PSDB quer Tasso como candidato à Presidência do Senado

 



O senador Tasso ainda não se manifestou sobre articulações relacionadas a ele (Foto: Aurélio Alves)


Faltando pouco mais de 50 dias para as eleições que definirão os próximos presidentes da Câmara Federal e do Senado, a movimentação nos bastidores já é intensa. Para o Senado, o nome de Tasso Jereissati (PSDB-CE) é o preferido entre os tucanos.

"O partido já vem fazendo esse pedido ao senador Tasso desde o momento que o STF decidiu por não validar a reeleição do atual presidente. No momento que o Supremo decidiu pela impossibilidade de reeleição de Davi Alcolumbre (DEM-AP), o partido pediu que Tasso avalie colocar seu nome à disposição", afirma o presidente nacional do PSDB, Bruno Araújo.

O líder nacional dos tucanos diz que a sigla tem interesse em lançar um candidato próprio, mesmo que Tasso não aceite concorrer ao pleito. Todavia, mostrou-se aberto a dialogar, em caso de uma aproximação do PSD.

"Estamos abertos a todo o processo de diálogo. Se Tasso não permitir a colocação de seu nome, o PSDB vai continuar oferecendo um candidato. Quem sabe não é chegada a hora de uma mulher, portadora de necessidades especiais, respeitada, como a senadora Mara Gabrilli (PSDB-SP)?", reflete.

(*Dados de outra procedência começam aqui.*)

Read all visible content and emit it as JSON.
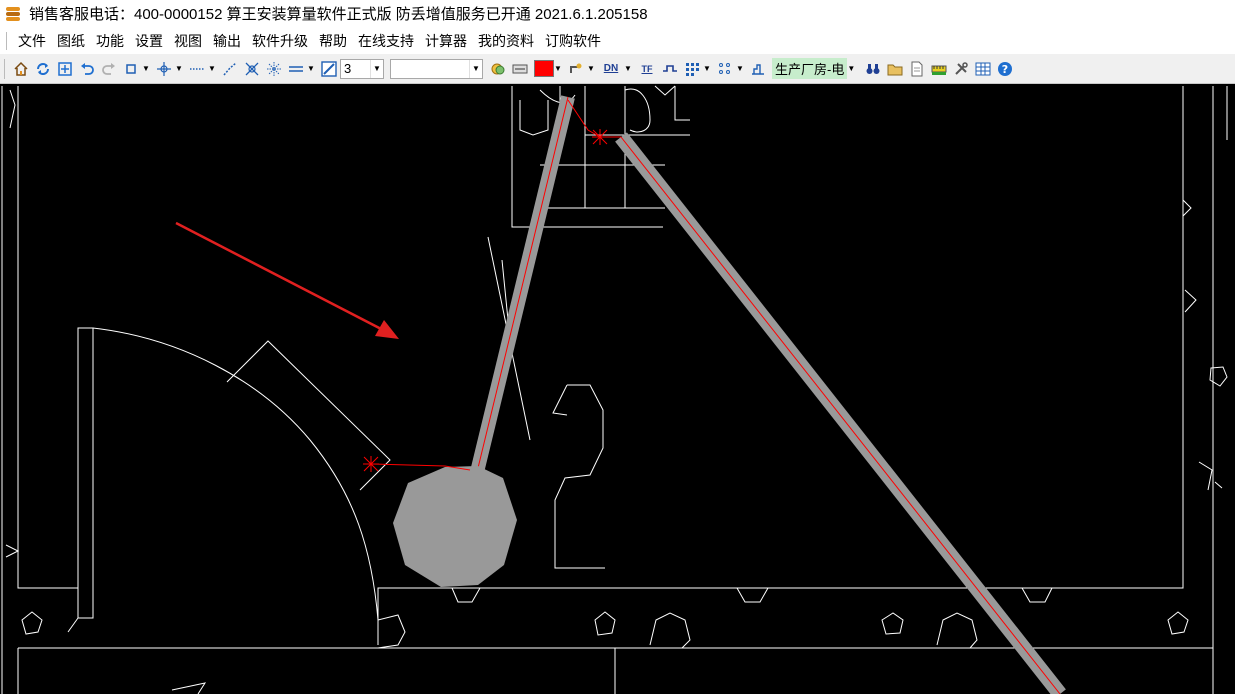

Os planos do PSDB podem acabar frustrando uma possível tentativa de aproximação do PSD. O partido estuda lançar o nome de Antônio Anastasia (PSD-MG) e buscar apoio do grupo tucano e de parlamentares insatisfeitos com a gestão de Alcolumbre.

A assessoria de imprensa de Anastasia informou que o senador segue aguardando uma posição do nome que será escolhido pelo partido, e prefere esperar a decisão.

Outro tucano que manifestou apoio à candidatura de Tasso foi o senador Plínio Valério (PSDB-AM). O parlamentar fez coro ao que o senador Izalci Lucas (PSDB-DF) já havia declarado ao portal "O Antagonista", revelando que o "PSDB insistiria na candidatura de Tasso Jereissati".

"Nós do PSDB temos a disposição de entrar na disputa pela Presidência do Senado. O melhor nome que temos é o Tasso. Estamos conversando com ele, que reluta em aceitar a ideia.", relata Valério.

Na última terça-feira, 7, a assessoria de imprensa de Tasso Jereissati informou que o senador ainda não queria se manifestar sobre o assunto. Ontem, o parlamentar não respondeu aos contatos feitos pela reportagem.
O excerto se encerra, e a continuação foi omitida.